Adani Enterprises recently announced that it has incorporated Adani Petrochemicals Ltd. (APL) as a wholly-owned subsidiary to “carry on the business of setting up refineries, petrochemicals complexes, speciality chemicals units, hydrogen and related chemical plants and other such similar units”.
Billionaire Gautam Adani’s ports-to-energy conglomerate has floated a new subsidiary that will set up refineries, petrochemical complexes and hydrogen plants – businesses that will directly compete with Mukesh Ambani’s company.
The conglomerate has operations spanning seaports to airports to electricity generation and transmission, renewable energy, mining, natural gas, food processing, defence, and infrastructure. And now it is foraying into petrochemicals and other related areas, which will directly compete with Ambani’s Reliance.
Reliance Industries Ltd. is the largest producer of petrochemicals in the country and amongst the top 10 in the world. It also owns and operates the world’s largest oil refining complex.
In June, Ambani announced a mega Rs. 75,000 crore investment in setting up four ”Giga factories” to make solar modules, hydrogen, fuel cells, and to build a battery grid to store electricity over the next three years. The solar modules will enable 100 gigawatts of solar energy by 2030.

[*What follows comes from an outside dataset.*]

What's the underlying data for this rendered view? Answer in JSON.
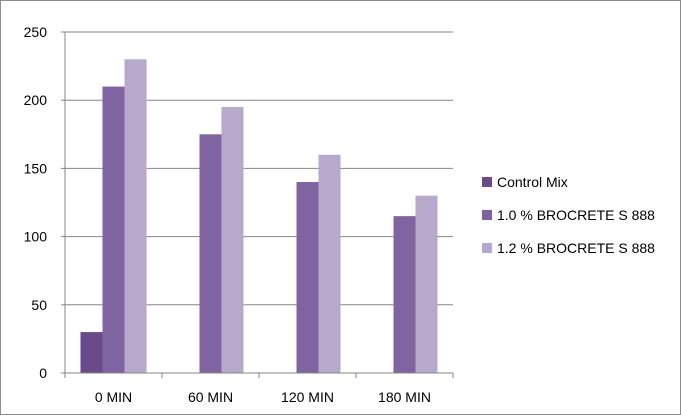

Adani, who earlier this year took his spot behind Ambani as Asia’s second-richest man, has previously announced plans to become the world’s largest renewable energy producer by 2030. He has got France’s Total Energies SE as a partner in Adani Green Energy Ltd. – the group’s renewable arm. The French giant has also invested directly in some of the projects in the firm’s 25 gigawatts solar-energy portfolio.
The Adani Group had in January 2019 signed an initial pact with German chemical giant BASF for investing about 2 billion euros in a chemical factory at Mundra in Gujarat. This was expanded in October that year by involving Abu Dhabi National Oil Company (ADNOC) of UAE and Borealis AG.
The four partners completed a joint feasibility study for a USD 4 billion chemical complex in Mundra which was to comprise of a propane dehydrogenation (PDH) plant, a polypropylene (PP) production and an acrylics value chain complex, according to a BASF press statement of November 5, 2020. This project was however put on hold due to the COVID-19 pandemic.
Adani Enterprises in April this year incorporated a wholly-owned arm ”Mundra Petrochem Ltd” (MPL) intending to “set up various feedstocks (coal, petrol, limestone, salts, sand, tar, oil, LPG, LNG, Ethane, LPG, green fuels etc.) based refinery, petrochemical and chemical plants in a phased manner in India and to undertake all such activities associated with land acquisition, design and engineering, procurement… and other related undertakings”.
It isn’t clear if MPL was incorporated as a follow up of the 2019 pact with BASF and others, and if the new subsidiary will set up plants at sites other than Mundra.
Adani Petrochemicals Ltd is one of the numerous subsidiaries Adani groups has incorporated since the beginning of this fiscal, with interests ranging from road construction to power transmission and wind turbine manufacturing. The conglomerate had ventured into the cement business in June with its new subsidiary Adani Cement.